Na última matéria sobre a situação das áreas hiperendêmicas da esquistossomose em Pernambuco, Veronica Almeida (texto) e Bobby Fabisak (fotos) mostram soluções caseiras de saneamento, propostas de especialistas e o que governantes pretendem fazer a partir do mapeamento traçado pelo Programa Estadual de Enfrentamento de Doenças Negligenciadas.
Toda a água consumida na casa de Valdilene Francisca da Silva, 40 anos, é coada num pano. O abastecimento vem de uma cacimba, perto da casa dela, em Ipojuca, Grande Recife, mesmo município onde vem sendo instalada a Refinaria de Petróleo Abreu e Lima e funcionando o Estaleiro Atlântico Sul. O desenvolvimento ronda a região, mas ainda não chegou onde Valdilene mora, na zona rural, Engenho Timboassu, uma das áreas críticas de transmissão da esquistossomose. Lá, 95% dos 120 moradores vivem sem água de abastecimento público, conforme o Programa de Enfrentamento das Doenças Negligenciadas da Secretaria Estadual de Saúde (Sanar).

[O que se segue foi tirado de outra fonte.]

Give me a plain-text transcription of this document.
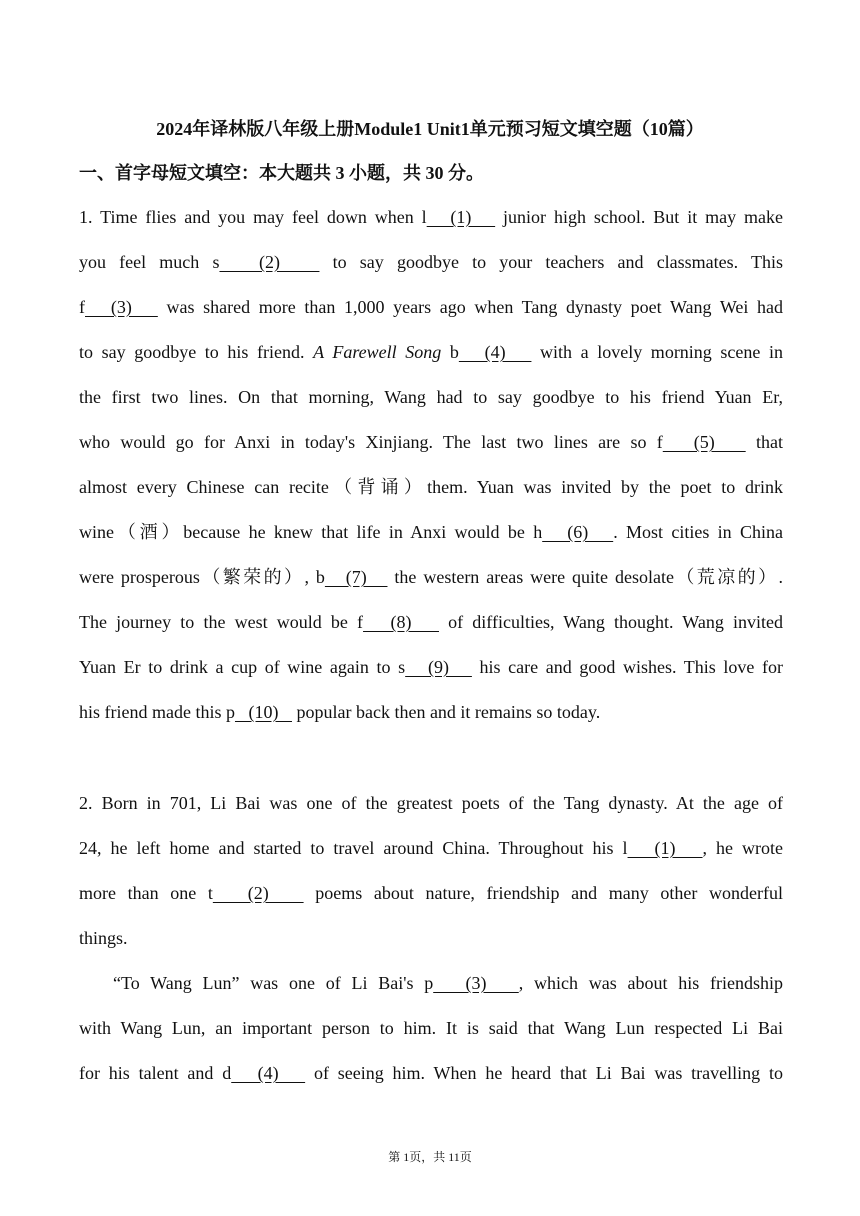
2024年译林版八年级上册Module1 Unit1单元预习短文填空题（10篇）
一、首字母短文填空：本大题共 3 小题，共 30 分。
1. Time flies and you may feel down when l   (1)    junior high school. But it may make
you feel much s   (2)    to say goodbye to your teachers and classmates. This
f   (3)    was shared more than 1,000 years ago when Tang dynasty poet Wang Wei had
to say goodbye to his friend. A Farewell Song b   (4)    with a lovely morning scene in
the first two lines. On that morning, Wang had to say goodbye to his friend Yuan Er,
who would go for Anxi in today's Xinjiang. The last two lines are so f   (5)    that
almost every Chinese can recite（背诵）them. Yuan was invited by the poet to drink
wine（酒）because he knew that life in Anxi would be h   (6)   . Most cities in China
were prosperous（繁荣的）, b   (7)    the western areas were quite desolate（荒凉的）.
The journey to the west would be f   (8)    of difficulties, Wang thought. Wang invited
Yuan Er to drink a cup of wine again to s   (9)    his care and good wishes. This love for
his friend made this p   (10)    popular back then and it remains so today.
2. Born in 701, Li Bai was one of the greatest poets of the Tang dynasty. At the age of
24, he left home and started to travel around China. Throughout his l   (1)   , he wrote
more than one t   (2)    poems about nature, friendship and many other wonderful
things.
“To Wang Lun” was one of Li Bai's p   (3)   , which was about his friendship
with Wang Lun, an important person to him. It is said that Wang Lun respected Li Bai
for his talent and d   (4)    of seeing him. When he heard that Li Bai was travelling to
第 1页，共 11页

O tratamento artesanal da água é o único de que Valdilene dispõe para diminuir os riscos aos dois filhos e à mãe, uma idosa que vive adoentada. O tecido na boca da jarra de barro, que serve de filtro, barra impurezas maiores, mas não livra os consumidores de micróbios invisíveis ao olho humano. A fervura custa gás e o cloro ela não tem em casa. São 80 litros d’água “tombados” por ela todo dia, para banho, matar a sede, fazer comida e limpar a casa. “Fico com as costas que não aguento. A pisada é dura”, reforça.
Por sua vez, o Sanar, que selecionou essa e outras 118 localidades com problemas parecidos, inclusive com falta de banheiro e fossa séptica, quer ajudar as prefeituras a buscarem soluções coletivas com efeito significativo na melhoria da qualidade de vida das pessoas expostas ao verme causador de cirrose hepática, paralisia, hipertensão pulmonar e mata. Já identificou 15 possíveis projetos com fontes distintas de financiamento, como Fundação Nacional de Saúde (Funasa) e Ministério das Cidades. “Os projetos são para construção de redes de esgoto, banheiros e rede de abastecimento de água”, explica o sanitarista Alexandre Menezes, coordenador do Sanar. “Para cada situação municipal, será construído um projeto nas oficinas que pretendemos realizar a partir de maio”, completa. Já estão programadas em Ipojuca, Aliança e São Lourenço da Mata.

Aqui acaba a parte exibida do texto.